La photo macro est que les données d'entraînement conversationnelles de haute qualité sont une ressource rare et le pricing monte. L'accord de licence de Reddit avec Google était de 60 millions de dollars par an pour les données conversationnelles 2024; Stack Overflow avec OpenAI était à un ordre de grandeur similaire. À mesure que les données internet publiques s'épuisent et sont contestées, les développeurs IA poursuivent activement des corpus de conversations fermées qui capturent comment les professionnels se parlent réellement dans des contextes de travail. Les Slacks de startups fermées correspondent à ce profil précisément. Ils contiennent des discussions techniques, des dialogues de service client, des débats internes, et le genre d'échanges aller-retour riches en contexte que les datasets de pré-entraînement peinent à répliquer depuis des sources publiques. La logique économique pour les labs IA est claire. La logique économique pour les fondateurs en fermeture, qui doivent autrement payer pour des services de destruction de données, est aussi claire. Le mésalignement est entre ces deux parties et le tiers, les employés, dont les communications sont l'actif réel.

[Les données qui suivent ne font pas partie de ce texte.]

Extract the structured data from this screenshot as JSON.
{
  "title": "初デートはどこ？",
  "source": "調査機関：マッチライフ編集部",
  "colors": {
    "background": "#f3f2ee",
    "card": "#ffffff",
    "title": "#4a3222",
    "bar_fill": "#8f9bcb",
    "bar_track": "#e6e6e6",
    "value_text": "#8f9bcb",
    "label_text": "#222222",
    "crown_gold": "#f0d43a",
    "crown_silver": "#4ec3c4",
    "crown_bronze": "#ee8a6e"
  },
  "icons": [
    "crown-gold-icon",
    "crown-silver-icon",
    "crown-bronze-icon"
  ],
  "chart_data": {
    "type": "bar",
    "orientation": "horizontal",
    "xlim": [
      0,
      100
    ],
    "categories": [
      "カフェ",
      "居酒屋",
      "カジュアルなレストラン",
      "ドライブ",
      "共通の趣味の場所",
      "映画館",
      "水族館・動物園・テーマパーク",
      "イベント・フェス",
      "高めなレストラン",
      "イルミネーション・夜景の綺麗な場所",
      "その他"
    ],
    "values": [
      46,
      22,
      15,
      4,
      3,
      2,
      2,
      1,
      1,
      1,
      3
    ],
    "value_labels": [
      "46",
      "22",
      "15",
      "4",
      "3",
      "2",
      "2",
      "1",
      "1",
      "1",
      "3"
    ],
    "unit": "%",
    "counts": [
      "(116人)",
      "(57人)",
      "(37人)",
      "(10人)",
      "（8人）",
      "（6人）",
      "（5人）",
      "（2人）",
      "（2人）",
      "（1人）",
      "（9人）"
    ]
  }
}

Pour les builders, la prise pratique est double. Premièrement, si tu construis ou licencies des modèles IA, la question de provenance sur les données d'entraînement devient plus pointue. Si ton ensemble d'entraînement inclut des données que tes utilisateurs finaux considéreraient comme privées est de plus en plus une question de due diligence d'approvisionnement, pas une note de bas de page. Deuxièmement, si tu es employé ou l'as été, ton attente raisonnable sur la durée de vie et l'usage de tes communications de travail ne correspond plus à la réalité. Une pratique défensive c'est d'auditer ce que tu as dit dans des canaux contrôlés par l'employeur en supposant qu'une fraction non-zéro de ces messages finira dans un dataset d'entraînement, possiblement attribuée à toi dans une sortie d'inférence quelques années plus tard. C'est un cadrage déprimant, mais c'est celui qui opère. Le lobbying industriel ou l'action législative pourraient le changer. En date d'aujourd'hui, ce qui se passe se passe, et l'infrastructure légale est permissive.